Latin America Peru: The dictator in the street and the president, at minimum

Without serving 25 years of sentence for crimes against humanity and against what was established by the Inter-American Court of Human Rights (IACHR), President Dina Boluarte has risked part of her fragile political capital by giving her approval to the release of worst dictator in the history of Peru. The photograph of Alberto Fujimori, between his children Keiko and Kenji, with a mask and the oxygen bottle at his feet, went around the world in minutes and shook Peruvian society as soon as he left the Barbadillo prison in Lima.

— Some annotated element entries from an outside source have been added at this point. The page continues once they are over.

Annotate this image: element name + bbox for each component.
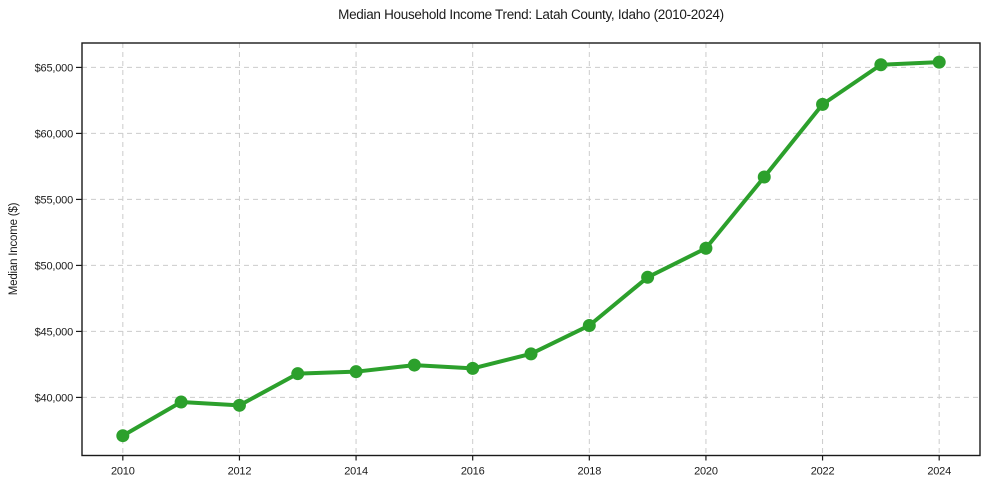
- data-point-marker: [232, 398, 246, 412]
- x-tick-label: 2020: [694, 466, 718, 478]
- y-tick-label: $45,000: [35, 326, 73, 338]
- data-point-marker: [874, 58, 888, 72]
- x-tick-label: 2018: [577, 466, 601, 478]
- data-point-marker: [116, 429, 130, 443]
- x-tick-label: 2014: [344, 466, 368, 478]
- data-point-marker: [582, 318, 596, 332]
- data-point-marker: [349, 365, 363, 379]
- data-point-marker: [407, 358, 421, 372]
- data-point-marker: [641, 270, 655, 284]
- y-tick-label: $40,000: [35, 392, 73, 404]
- data-point-marker: [174, 395, 188, 409]
- data-point-marker: [699, 241, 713, 255]
- data-point-marker: [932, 55, 946, 69]
- plot-border: [81, 42, 981, 457]
- x-tick-label: 2016: [461, 466, 485, 478]
- x-tick-label: 2024: [927, 466, 951, 478]
- x-tick-label: 2010: [111, 466, 135, 478]
- y-tick-label: $50,000: [35, 260, 73, 272]
- y-tick-label: $60,000: [35, 128, 73, 140]
- data-point-marker: [524, 347, 538, 361]
- x-tick-label: 2012: [228, 466, 252, 478]
- data-point-marker: [757, 170, 771, 184]
- income-trend-line: [120, 60, 942, 438]
- y-tick-label: $55,000: [35, 194, 73, 206]
- x-tick-label: 2022: [811, 466, 835, 478]
- y-tick-label: $65,000: [35, 62, 73, 74]
- chart-title: Median Household Income Trend: Latah Cou…: [338, 7, 724, 22]
- data-point-marker: [466, 361, 480, 375]
- data-point-marker: [816, 97, 830, 111]
- data-point-marker: [291, 367, 305, 381]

Hours later the photo was repeated but inside the Fujimori home, between smiles and in a very different setting. Megaphone in hand, the two brothers appeared before the Press and in front of their followers to thank “the authorities who today allow my father to be home,” Keiko congratulated. The former presidential candidate also faces a trial for money laundering and a request for a sentence, made by the Prosecutor’s Office, of 30 years in prison.

As if Peru wanted to concentrate its contemporary political history in a few hours, Fujimori’s freedom coincided with the first anniversary of the coup leader Pedro Castillo, a fellow prisoner in Barbadillo, with the celebration of Boluarte’s first year in power and with the temporary suspension for six months from the attorney general, Patricia Benavides. The National Board of Justice was inexorable with those accused of creating an influence peddling network.

Benavides accused the president before Congress, at the end of November, of being responsible for homicide for 50 deaths during the protests a year ago. For Boluarte to emerge unscathed again from these accusations and maintain the parliamentary majority, he needs the support of Congress, where Fujimorism (Fuerza Popular) has 22 of the 130 deputies.

Polls confirm the worst figures in decades: Castillo’s successor barely has the support of 12% of Peruvians. His year at the head of the country has traveled between accusations and scandals, a permanent crisis that could never be translated into early elections due to the connivance of different political forces.

Fujimori’s release from prison has reopened wounds that have never been closed, which are also added to those caused during the repression after the fall of Castillo. The protests were spread across different areas of the country, especially the same Andes that rose up against Boluarte. “This democracy is no longer democracy; Dilma murders, the people repudiate you!” chanted the protesters in Huancavelica.